Its part of the reason that the coaches tried to vote it away this offseason. And while that proposal was eventually shot down by the higher-ups in the Big East, it didn’t seem to have much of an effect the outcomes this season despite the Big East being as balanced No. 1-No. 11 as it has ever been. Three of the top four seeds advanced, with Pitt’s loss to UConn being the only blemish.
But that doesn’t mean that the coaches are happy about it.
“I’ve said for two years now when you sit around till Thursday it’s not good,” Syracuse head coach Jim Boeheim said after his team’s 79-73 win over St. John’s. “I think it’s difficult for the top seeds to do that. I’m glad we won so that everybody doesn’t think I’m crying but it’s — I don’t think it’s a good way to do it.”
Rick Pitino concurred, saying he “worries about the double bye sometimes, just not being prepared.”
“I just like to play a little bit, rather than sit them.”
Its counter-intuitive, when you think about it.
Instead of being given the gift of the quarterfinals in exchange for performing well during conference play, the Big East coaches voted that the top four teams should have to earn their way into the quarters. Their argument is that it is more of an advantage to get a tune-up against a bottom four team in the conference, to wet your feet in the waters of Madison Square Garden, than it is to sit for two days and play a team already in the flow of the tournament, tired legs be damned.

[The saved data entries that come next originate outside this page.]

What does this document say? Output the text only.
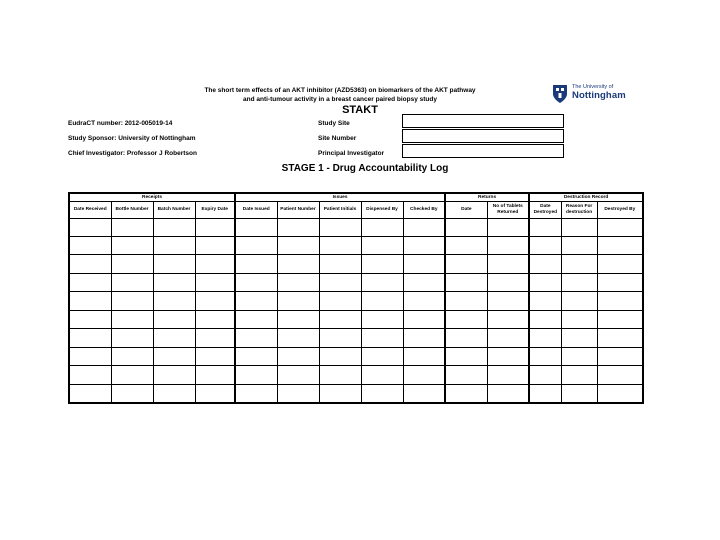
The short term effects of an AKT inhibitor (AZD5363) on biomarkers of the AKT pathway
and anti-tumour activity in a breast cancer paired biopsy study
STAKT
The University of
Nottingham
EudraCT number: 2012-005019-14
Study Sponsor: University of Nottingham
Chief Investigator: Professor J Robertson
Study Site
Site Number
Principal Investigator
STAGE 1 - Drug Accountability Log
Receipts				Issues					Returns		Destruction Record		
Date Received	Bottle Number	Batch Number	Expiry Date	Date Issued	Patient Number	Patient Initials	Dispensed By	Checked By	Date	No of Tablets Returned	Date Destroyed	Reason For destruction	Destroyed By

The argument does hold some validity. We are talking about 18-21 year olds in peak physical condition that came up through an AAU system where they played as many as four games in a day. Physical exhaustion is less of a worry than the distractions that come with staying in New York City.
There are way to battle it, however.
Mike Brey took his players to see Jersey Boys and played knock out at practices and shootarounds to keep the mood lightened.
“I think it’s a matter of how you prepare and I think this group has prepared tremendously all year,” Ben Hansbrough, the Big East player of the year, said after the game. “You can look at it either one or two ways, a bunch of young guys would look at it that maybe we don’t prepare the best but we prepared ourselves mentally and take our mental preparation to the next level and we did that through practice.”
Rick Pitino, on the other hand, treated this trip to New York like any other road trip.
“I think we did an intelligent thing, we didn’t come until late Wednesday,” Pitino said. “So we treated it just like a road game. We didn’t need to rest.”
The coaches may not like it, but the double bye isn’t going anywhere, at least not in the near future. Its just another obstacle to deal with in what is the toughest conference tournament in the country.
Hell, there is an argument to be made that the double bye had zero influence on today’s quarterfinal games. Even the team that lost jumped out to an early, double-digit lead.
“I’ve never been a favor of sitting out two days,” UConn head coach Jim Calhoun said, “but I don’t think it affected [Pitt] because they came out and shot really good. Given our league, they came out early, so I don’t know that that was a factor.”
The factor that the coaches are ignoring is that, at the end of the day, the conference tournament title is relatively meaningless. Fans love it when their team happens to win, but forget about the title a day or two later when the selection committee.
And playing four games in four days, which the champion and runner-up would then have to do, could put more strain on the teams and risks more injury that you have already.
Eventually, a change to the format is going to need to be made with TCU joining the Big East.
But until then, coaches, no more whining about the double bye.
Today proved that it is relatively meaningless.